La salive échangée au cours du baiser est chargée de phéromones, mais le contact direct de la peau nue l’est également. Ce sont nos glandes apocrines qui en contiennent le plus. On les retrouve dans l’aine, aux aisselles et autour du mamelon. La sueur de l’homme serait riche en androsténol, qui lui est spécifique, et les sécrétions vaginales de la femme en copuline. Ce seraient les deux principales « hormones sexuelles externes » identifiées dans notre espèce.

Tout semble réuni pour que la magie opère. Finalement, dire : « Je ne peux pas te sentir » ou « Je t’ai dans la peau », c’est se référer inconsciemment à une forme du sensible.

On comprend mieux l’enfermement à double tour de la mémoire des fragrances dans le cerveau archaïque, dit reptilien. Là où tout s’est décidé depuis l’origine. Elle s’y trouve enfouie, à jamais inévocable. En revanche, la moindre odeur réveille nos instincts et nous reviennent en mémoire les événements qu’elle a parfumés. Voilà une belle parade, car si nous pouvions imaginer d’autres phéromones par la seule volonté de l’esprit, la relation serait trichée. Finalement, humaniser la sexualité est d’une certaine manière une insulte à l’évolution.

La peau serait donc un puissant radiateur « hormonal ». Le culte de la nudité aux effluves du désir en devient le meilleur des aphrodisiaques. Si notre évolution s’est si merveilleusement orchestrée, si nos défenses immunitaires ont surmonté les épreuves, si l’Homme a traversé les âges sans être décimé, c’est en partie redevable au plaisir du sexe, à la magie de la séduction. Que la pire des contaminations en soit issue est peut-être le signe que le chemin n’est pas abouti, que son contrôle nous prive des vents du large, que son refoulement nous drosse sur le rivage. Le message de la nature est parfois ambigu, s’y mêlent les peurs, les espoirs, les craintes et les mirages.

Que savons-nous des endomorphines (ou endorphines) ?

Ce sont de courtes chaînes d’acides aminés (polypeptides) produits de façon naturelle, d’action similaire à celle de l’opium et de la morphine (nommée ainsi car ses effets rappellent le dieu des songes de la Grèce antique, Morphée). Notre organisme utilise ces substances similaires aux opiacés comme « messagers », que l’on désigne souvent sous l’appellation d’opioïdes endogènes.

Nous savons depuis peu de temps que les endomorphines produites par les neurones du cerveau le sont également par les kératinocytes de la peau. Il y a donc un « cousinage » entre les deux organes. Il se trouve d’ailleurs qu’ils sont issus du même feuillet anatomique lors de la réalisation de l’embryon.

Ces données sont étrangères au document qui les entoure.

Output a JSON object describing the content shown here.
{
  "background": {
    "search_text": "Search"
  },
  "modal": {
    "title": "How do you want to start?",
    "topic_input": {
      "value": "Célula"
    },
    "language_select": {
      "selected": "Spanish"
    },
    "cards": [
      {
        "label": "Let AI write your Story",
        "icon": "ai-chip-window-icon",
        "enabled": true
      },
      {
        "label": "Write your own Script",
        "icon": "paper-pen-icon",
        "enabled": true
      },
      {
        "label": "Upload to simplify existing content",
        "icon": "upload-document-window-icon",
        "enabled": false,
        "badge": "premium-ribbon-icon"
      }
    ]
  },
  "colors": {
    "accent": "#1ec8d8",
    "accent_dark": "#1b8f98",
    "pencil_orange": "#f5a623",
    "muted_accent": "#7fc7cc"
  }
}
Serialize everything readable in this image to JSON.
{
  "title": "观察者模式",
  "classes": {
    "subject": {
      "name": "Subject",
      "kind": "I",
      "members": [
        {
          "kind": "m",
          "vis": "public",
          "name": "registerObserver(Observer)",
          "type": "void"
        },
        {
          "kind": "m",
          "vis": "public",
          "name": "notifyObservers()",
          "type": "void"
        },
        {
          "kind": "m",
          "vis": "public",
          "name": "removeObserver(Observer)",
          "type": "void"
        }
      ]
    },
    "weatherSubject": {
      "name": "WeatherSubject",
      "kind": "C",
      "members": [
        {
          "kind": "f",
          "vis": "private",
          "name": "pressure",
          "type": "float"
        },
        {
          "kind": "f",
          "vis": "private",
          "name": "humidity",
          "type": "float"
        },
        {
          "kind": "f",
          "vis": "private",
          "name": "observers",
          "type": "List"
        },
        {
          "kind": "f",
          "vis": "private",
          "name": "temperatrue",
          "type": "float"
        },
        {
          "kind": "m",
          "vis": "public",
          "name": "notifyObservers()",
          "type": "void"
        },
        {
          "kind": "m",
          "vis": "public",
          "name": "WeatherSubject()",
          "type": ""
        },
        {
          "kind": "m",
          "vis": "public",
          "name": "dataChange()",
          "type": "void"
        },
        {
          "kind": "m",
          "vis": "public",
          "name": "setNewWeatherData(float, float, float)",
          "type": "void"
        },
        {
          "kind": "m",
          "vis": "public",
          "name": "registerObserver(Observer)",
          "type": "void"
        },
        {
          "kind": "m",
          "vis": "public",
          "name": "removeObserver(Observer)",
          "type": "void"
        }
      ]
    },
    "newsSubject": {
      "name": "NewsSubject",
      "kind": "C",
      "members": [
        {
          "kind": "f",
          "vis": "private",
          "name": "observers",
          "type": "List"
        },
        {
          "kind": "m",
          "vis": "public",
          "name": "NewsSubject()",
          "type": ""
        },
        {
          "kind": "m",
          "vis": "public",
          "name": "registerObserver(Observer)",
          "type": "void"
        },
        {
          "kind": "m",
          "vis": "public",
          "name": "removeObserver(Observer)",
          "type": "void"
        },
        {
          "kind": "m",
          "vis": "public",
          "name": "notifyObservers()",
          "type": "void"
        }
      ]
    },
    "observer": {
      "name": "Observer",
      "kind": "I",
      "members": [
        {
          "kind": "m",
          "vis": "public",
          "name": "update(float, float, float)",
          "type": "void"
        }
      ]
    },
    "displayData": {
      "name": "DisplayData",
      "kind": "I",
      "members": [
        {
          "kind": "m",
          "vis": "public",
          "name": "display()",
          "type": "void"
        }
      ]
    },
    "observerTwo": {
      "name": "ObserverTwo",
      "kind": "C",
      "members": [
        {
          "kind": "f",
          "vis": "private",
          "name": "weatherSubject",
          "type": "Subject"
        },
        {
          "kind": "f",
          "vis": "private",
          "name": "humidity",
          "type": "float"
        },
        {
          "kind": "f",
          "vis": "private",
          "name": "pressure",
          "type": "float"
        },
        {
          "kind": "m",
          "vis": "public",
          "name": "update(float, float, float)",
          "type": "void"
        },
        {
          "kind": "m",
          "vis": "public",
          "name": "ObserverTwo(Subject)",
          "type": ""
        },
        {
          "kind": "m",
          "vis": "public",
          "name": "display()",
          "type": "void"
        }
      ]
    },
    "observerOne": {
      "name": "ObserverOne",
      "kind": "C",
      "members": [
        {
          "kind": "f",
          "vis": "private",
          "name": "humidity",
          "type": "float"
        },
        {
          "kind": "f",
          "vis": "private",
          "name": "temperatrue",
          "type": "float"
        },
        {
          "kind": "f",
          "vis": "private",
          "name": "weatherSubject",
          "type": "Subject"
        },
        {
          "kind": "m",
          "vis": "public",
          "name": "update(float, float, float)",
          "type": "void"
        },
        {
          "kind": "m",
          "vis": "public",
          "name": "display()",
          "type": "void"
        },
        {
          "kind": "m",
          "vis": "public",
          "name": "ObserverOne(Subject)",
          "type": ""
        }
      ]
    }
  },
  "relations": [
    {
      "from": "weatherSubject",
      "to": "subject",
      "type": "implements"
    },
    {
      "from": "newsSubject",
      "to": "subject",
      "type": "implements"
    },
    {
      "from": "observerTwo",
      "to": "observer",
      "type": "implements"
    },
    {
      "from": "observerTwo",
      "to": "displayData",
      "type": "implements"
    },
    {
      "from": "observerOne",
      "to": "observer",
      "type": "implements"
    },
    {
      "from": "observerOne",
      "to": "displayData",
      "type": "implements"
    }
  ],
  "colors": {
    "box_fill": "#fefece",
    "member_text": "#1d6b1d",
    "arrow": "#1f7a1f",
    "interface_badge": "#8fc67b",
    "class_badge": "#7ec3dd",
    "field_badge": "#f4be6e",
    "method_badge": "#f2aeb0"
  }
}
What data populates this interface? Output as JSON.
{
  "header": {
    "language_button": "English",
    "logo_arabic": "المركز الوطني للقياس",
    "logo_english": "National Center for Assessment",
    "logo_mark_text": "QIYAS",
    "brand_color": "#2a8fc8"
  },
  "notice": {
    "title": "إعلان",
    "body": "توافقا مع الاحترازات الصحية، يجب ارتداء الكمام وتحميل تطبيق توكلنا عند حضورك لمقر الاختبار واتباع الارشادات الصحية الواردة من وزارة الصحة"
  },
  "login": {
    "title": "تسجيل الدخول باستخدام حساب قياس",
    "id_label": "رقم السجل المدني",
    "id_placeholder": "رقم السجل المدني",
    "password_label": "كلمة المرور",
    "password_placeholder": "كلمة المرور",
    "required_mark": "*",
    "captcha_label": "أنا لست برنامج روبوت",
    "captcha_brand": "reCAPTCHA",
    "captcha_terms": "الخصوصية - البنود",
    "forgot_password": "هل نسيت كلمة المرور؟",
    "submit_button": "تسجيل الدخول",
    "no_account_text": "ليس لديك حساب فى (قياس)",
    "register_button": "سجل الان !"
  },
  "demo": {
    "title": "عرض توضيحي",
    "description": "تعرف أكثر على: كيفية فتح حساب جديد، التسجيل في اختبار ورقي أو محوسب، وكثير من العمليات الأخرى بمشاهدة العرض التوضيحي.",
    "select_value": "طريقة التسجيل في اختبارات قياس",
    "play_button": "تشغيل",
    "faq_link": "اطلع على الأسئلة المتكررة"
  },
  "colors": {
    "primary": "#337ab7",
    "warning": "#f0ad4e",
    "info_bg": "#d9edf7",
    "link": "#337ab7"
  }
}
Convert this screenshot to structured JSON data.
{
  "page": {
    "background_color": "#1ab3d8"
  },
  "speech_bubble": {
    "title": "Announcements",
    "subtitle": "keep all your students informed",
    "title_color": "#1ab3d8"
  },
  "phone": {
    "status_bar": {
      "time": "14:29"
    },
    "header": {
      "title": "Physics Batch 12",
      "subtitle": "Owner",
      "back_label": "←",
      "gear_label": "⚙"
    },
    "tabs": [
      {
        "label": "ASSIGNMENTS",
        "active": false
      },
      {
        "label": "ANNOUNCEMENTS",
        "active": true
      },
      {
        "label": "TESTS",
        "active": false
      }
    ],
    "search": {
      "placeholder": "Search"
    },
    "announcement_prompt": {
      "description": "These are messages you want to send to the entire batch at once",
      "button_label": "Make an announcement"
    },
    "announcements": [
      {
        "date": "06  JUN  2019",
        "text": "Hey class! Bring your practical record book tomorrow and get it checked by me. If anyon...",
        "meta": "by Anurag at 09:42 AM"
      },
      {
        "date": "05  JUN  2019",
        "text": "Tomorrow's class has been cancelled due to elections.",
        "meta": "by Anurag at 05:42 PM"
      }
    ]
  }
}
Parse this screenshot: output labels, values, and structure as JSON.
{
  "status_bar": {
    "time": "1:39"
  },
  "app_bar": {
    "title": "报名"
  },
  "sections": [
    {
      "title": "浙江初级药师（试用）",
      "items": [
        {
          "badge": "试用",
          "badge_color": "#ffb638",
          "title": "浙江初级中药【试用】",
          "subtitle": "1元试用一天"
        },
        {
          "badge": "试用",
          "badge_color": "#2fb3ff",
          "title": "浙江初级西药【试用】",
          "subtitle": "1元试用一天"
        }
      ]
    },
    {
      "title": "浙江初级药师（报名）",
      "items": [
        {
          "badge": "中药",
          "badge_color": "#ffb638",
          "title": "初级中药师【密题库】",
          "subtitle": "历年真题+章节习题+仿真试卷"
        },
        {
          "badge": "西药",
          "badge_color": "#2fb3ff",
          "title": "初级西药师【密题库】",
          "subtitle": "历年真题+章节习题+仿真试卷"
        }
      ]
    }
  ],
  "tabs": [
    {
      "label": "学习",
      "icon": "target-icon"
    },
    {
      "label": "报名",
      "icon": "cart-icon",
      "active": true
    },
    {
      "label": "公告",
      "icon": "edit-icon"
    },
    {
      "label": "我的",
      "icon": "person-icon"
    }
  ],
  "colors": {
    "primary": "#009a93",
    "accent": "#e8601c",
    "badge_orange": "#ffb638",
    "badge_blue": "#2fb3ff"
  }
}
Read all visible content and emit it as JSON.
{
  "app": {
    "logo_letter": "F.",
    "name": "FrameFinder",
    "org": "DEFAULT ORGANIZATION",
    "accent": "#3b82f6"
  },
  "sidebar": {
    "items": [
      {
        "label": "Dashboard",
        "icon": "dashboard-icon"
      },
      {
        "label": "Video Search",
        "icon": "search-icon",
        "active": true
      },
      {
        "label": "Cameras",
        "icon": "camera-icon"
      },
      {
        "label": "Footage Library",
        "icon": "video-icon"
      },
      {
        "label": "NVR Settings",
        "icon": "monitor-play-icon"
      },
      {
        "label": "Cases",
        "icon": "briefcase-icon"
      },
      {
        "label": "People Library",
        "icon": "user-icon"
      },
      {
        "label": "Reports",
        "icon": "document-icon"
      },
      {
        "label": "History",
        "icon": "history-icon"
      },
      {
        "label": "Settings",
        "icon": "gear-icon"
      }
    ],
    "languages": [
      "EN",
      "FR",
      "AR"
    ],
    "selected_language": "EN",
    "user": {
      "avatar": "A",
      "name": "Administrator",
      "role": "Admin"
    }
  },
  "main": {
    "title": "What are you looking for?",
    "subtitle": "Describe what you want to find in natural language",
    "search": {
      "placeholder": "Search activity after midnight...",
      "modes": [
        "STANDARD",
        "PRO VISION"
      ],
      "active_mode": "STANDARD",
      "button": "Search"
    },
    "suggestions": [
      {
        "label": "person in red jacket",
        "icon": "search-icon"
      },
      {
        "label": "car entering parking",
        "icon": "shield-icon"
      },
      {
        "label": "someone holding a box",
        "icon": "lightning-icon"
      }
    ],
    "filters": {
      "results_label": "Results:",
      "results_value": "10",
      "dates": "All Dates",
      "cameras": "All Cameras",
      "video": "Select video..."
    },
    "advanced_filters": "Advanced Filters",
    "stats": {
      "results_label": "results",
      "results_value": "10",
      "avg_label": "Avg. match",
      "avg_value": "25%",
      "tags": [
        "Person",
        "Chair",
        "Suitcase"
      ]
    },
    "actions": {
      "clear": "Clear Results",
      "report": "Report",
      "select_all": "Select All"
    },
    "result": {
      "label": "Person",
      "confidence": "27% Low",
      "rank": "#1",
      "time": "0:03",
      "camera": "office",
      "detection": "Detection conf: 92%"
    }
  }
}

La peau et le système nerveux sont intimement liés depuis les premières ébauches de l'individu. Quoi de plus logique en même temps, puisque notre centre de l’analyse et des décisions doit se tenir informé de tout ce qui l’entoure. Il se connecte pour ce but aux organes des sens, c’est une question vitale : l’ouïe l’informe sur les ondes sonores, la vue sur le rayonnement électromagnétique (donc les formes, les couleurs et les mouvements dans l’espace), l’odorat sur les molécules qu’il respire (dont les phéromones font finalement partie), le goût sur ce qu’il ingère et le tact (donc la peau) sur les actes immédiats du toucher et les phénomènes physiques « palpables » du milieu (déplacement de l’air, glissement de l’eau, température, pression, humidité, sécheresse…). Des sensations encore plus subtiles sont dépendantes de l’oreille interne, comme le sens des accélérations par exemple, dont la contradiction éventuelle par d’autres perceptions entraîne des désordres d’interprétation débouchant sur un malaise (déséquilibre, nausée…).

Ce qui se révèle à présent, c’est que la peau ne se limite pas à ses seuls pouvoirs de détection, mais qu’elle en regroupe plusieurs à des niveaux plus ou moins conscients (évident pour la lumière, vérifié pour les ultrasons et probable pour de nombreuses molécules environnantes).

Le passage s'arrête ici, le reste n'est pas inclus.